Guide d'achat : quelle version choisir et à quoi faire attention
Un choix qui dépend d'abord du budget et de l'usage envisagé
Le guide d'achat de Hagerty organise le choix entre les différentes versions de la lignée selon un arbitrage simple entre budget, pureté mécanique et facilité d'usage :
- La vetroresina (1975-1977) reste le choix des puristes : la plus légère, la plus véloce à motorisation égale, mais aussi la plus onéreuse et la plus délicate à authentifier (voir La carrosserie fibre de verre (1975-1977) et son abandon pour l'acier : chronologie et raisons).
- La GTB acier à carburateurs (1977-1980) offre, selon Hagerty, une expérience de conduite presque identique à la vetroresina pour un budget sensiblement inférieur — souvent qualifiée par la source de meilleur compromis global de toute la lignée.
- Les GTBi/GTSi (1980-1982) restent les moins chères à l'achat, mais aussi les moins véloces ; Hagerty souligne toutefois qu'elles se prêtent bien à des améliorations mécaniques modernes sans dénaturer l'authenticité du véhicule, à budget d'achat initial contenu.
- Les Quattrovalvole (1982-1985) se situent au milieu de cette hiérarchie, réputées agréables à vivre au quotidien.
- La 328 (1985-1989), plus moderne dans sa finition et sa mécanique (voir 328 GTB et GTS (1985-1989) : l'ultime évolution de la lignée avant la rupture technique), s'adresse à un acheteur privilégiant la facilité d'usage sur la pureté historique.

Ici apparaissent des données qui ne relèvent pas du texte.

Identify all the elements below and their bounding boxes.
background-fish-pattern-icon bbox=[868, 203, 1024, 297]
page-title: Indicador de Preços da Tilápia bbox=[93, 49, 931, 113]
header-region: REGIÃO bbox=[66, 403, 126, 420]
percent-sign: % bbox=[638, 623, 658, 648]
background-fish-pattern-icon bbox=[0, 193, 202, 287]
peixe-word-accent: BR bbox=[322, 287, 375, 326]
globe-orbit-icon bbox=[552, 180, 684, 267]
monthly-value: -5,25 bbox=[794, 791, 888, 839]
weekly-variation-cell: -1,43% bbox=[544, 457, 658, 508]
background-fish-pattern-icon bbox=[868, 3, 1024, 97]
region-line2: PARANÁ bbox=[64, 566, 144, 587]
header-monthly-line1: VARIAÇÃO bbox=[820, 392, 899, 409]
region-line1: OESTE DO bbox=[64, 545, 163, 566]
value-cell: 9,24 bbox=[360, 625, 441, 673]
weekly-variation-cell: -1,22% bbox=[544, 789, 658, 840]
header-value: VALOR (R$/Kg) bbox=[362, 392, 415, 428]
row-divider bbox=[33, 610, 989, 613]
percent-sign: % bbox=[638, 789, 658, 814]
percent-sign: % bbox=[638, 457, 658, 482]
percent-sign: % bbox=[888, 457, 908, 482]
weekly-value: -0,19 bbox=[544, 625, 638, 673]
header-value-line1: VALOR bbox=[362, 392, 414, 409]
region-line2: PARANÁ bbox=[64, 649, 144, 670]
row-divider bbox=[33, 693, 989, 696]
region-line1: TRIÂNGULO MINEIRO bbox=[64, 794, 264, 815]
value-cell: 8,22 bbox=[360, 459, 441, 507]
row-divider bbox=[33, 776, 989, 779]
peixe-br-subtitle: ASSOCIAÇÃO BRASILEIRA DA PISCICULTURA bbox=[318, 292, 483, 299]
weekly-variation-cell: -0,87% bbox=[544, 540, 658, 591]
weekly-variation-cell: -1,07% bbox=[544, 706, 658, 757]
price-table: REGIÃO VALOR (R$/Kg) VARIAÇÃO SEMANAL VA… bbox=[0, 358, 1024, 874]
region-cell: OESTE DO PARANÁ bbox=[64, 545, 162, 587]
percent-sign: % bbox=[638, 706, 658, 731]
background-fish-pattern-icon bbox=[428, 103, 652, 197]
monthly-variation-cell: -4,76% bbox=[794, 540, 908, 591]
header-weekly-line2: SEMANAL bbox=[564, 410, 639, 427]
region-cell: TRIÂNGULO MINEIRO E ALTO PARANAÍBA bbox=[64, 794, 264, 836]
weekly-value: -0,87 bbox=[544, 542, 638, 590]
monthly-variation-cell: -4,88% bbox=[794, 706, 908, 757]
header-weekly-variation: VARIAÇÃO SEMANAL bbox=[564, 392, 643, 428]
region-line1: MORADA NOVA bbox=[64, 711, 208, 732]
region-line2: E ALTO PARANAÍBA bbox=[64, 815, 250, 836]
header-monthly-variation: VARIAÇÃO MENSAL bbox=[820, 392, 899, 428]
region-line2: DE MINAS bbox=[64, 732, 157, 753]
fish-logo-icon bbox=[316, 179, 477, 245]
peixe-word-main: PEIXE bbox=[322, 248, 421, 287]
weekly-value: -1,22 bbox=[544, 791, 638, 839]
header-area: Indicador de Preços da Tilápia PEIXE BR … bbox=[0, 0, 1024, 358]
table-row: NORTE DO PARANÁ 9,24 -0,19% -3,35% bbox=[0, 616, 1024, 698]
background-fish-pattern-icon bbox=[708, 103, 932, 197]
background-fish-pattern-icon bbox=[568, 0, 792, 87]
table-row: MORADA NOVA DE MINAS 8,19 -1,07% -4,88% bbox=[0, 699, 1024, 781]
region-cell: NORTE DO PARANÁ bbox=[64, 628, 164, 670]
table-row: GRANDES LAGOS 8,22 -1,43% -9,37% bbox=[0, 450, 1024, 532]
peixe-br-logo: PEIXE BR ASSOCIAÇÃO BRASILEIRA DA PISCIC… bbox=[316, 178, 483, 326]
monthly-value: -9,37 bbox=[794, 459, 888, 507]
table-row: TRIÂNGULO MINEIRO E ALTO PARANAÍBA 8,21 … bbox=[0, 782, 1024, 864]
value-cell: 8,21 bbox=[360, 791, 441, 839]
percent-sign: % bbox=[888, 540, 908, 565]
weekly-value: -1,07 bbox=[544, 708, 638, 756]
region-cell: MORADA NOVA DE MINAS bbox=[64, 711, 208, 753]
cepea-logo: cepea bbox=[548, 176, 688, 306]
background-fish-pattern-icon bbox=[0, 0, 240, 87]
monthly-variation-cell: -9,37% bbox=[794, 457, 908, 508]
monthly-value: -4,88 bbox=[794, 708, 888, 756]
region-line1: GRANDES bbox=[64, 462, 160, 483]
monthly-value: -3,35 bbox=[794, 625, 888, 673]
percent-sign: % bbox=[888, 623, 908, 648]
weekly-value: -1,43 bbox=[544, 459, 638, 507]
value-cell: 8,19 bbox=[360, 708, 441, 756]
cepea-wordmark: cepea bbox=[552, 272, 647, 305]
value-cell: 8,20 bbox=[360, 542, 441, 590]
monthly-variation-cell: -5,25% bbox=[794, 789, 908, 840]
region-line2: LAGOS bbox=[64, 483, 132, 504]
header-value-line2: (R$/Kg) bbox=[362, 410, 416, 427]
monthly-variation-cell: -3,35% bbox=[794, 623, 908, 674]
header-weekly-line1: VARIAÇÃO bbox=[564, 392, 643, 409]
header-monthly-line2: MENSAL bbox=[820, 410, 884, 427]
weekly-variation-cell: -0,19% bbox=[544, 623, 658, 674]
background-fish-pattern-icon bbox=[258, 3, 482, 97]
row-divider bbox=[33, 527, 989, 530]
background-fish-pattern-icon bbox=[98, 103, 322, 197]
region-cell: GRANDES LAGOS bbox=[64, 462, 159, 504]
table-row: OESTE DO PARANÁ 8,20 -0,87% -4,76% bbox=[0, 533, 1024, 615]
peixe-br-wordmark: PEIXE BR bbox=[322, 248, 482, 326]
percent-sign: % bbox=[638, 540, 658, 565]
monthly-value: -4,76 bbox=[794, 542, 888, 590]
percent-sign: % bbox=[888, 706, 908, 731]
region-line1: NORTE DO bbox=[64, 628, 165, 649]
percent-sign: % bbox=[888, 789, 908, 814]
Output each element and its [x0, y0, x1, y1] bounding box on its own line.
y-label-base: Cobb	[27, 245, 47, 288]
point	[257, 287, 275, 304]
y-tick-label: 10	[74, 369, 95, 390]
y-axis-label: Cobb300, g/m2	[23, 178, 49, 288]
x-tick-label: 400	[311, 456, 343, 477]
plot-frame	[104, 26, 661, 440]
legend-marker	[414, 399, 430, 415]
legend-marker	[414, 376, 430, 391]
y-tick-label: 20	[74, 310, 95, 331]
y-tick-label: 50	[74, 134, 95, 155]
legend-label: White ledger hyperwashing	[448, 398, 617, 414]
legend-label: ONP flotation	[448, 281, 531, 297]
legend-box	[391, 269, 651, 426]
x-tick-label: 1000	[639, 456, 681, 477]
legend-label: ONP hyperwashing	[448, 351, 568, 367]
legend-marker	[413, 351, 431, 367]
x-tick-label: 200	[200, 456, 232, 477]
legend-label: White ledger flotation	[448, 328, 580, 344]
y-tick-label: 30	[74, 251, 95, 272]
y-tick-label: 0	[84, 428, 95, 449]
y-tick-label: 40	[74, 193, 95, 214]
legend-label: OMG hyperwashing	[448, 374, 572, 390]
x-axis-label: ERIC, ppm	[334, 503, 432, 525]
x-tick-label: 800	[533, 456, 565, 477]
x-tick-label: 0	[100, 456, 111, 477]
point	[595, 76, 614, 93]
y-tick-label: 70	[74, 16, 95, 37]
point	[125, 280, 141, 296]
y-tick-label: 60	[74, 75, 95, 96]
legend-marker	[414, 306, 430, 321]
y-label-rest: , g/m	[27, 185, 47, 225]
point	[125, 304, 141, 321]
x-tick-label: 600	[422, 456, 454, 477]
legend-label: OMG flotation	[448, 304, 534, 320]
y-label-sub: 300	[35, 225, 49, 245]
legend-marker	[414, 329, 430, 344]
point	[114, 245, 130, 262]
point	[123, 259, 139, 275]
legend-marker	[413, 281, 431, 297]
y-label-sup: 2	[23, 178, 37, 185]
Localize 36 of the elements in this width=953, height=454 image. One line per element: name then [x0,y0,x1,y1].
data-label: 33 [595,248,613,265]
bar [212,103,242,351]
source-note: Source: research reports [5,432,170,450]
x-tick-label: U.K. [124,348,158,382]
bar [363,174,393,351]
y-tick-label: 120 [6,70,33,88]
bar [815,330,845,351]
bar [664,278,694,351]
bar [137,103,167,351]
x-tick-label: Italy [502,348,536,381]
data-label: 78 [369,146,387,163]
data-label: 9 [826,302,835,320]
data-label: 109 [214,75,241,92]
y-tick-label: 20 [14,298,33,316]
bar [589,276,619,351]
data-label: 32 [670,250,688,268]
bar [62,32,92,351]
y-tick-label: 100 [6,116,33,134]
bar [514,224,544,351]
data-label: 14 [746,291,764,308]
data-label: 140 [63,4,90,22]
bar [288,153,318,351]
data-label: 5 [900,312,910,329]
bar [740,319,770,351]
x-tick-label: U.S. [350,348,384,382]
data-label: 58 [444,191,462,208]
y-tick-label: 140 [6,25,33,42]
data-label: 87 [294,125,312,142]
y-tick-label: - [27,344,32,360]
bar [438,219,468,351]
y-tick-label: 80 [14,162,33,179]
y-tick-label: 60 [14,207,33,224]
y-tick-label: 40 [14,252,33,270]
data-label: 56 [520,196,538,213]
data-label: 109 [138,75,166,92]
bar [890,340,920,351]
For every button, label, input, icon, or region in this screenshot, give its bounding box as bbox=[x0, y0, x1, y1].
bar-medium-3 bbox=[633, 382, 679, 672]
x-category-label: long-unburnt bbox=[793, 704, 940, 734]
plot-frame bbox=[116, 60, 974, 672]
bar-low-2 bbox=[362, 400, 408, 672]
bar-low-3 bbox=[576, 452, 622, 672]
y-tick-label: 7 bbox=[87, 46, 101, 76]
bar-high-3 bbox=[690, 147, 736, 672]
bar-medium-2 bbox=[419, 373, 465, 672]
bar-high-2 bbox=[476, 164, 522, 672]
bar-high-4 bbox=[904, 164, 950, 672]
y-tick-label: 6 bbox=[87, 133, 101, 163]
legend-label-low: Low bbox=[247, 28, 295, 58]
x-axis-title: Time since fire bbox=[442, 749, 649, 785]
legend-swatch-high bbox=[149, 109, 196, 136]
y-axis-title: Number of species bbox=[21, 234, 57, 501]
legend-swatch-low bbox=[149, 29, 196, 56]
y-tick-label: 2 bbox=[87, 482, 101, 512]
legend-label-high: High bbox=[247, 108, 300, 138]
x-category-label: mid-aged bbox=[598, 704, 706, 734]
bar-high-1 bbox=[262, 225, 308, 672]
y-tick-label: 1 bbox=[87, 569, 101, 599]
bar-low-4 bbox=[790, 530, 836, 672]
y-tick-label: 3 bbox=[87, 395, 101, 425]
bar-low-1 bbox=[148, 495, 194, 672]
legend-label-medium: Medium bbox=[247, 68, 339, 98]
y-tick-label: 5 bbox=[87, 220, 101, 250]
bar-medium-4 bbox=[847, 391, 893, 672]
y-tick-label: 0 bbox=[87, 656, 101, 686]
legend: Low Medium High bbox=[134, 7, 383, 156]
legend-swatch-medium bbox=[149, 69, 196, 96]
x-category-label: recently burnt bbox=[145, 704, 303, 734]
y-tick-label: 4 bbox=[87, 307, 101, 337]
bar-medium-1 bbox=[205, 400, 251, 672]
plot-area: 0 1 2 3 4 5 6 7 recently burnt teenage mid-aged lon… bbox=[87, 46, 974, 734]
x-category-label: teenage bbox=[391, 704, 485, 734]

Le choix entre carrosserie fermée (GTB) et targa (GTS) reste, pour sa part, affaire de goût : la GTS ajoute un agrément par beau temps sans compromettre l'étanchéité du toit, généralement fiable selon la même source.
L'historique d'entretien avant tout
Hagerty insiste, à plusieurs reprises dans son guide, sur l'importance d'un historique d'entretien continu et documenté, chez Ferrari ou chez un spécialiste indépendant reconnu — un facteur qui influence directement la valeur de revente, davantage que le kilométrage brut. Une expertise par un spécialiste indépendant avant achat reste vivement recommandée, de nombreux exemplaires ayant connu, par le passé, des réparations superficielles plutôt qu'une restauration rigoureuse (voir le contexte détaillé dans Restauration : la rouille sur carrosserie acier, et le piège caché des exemplaires fibre de verre).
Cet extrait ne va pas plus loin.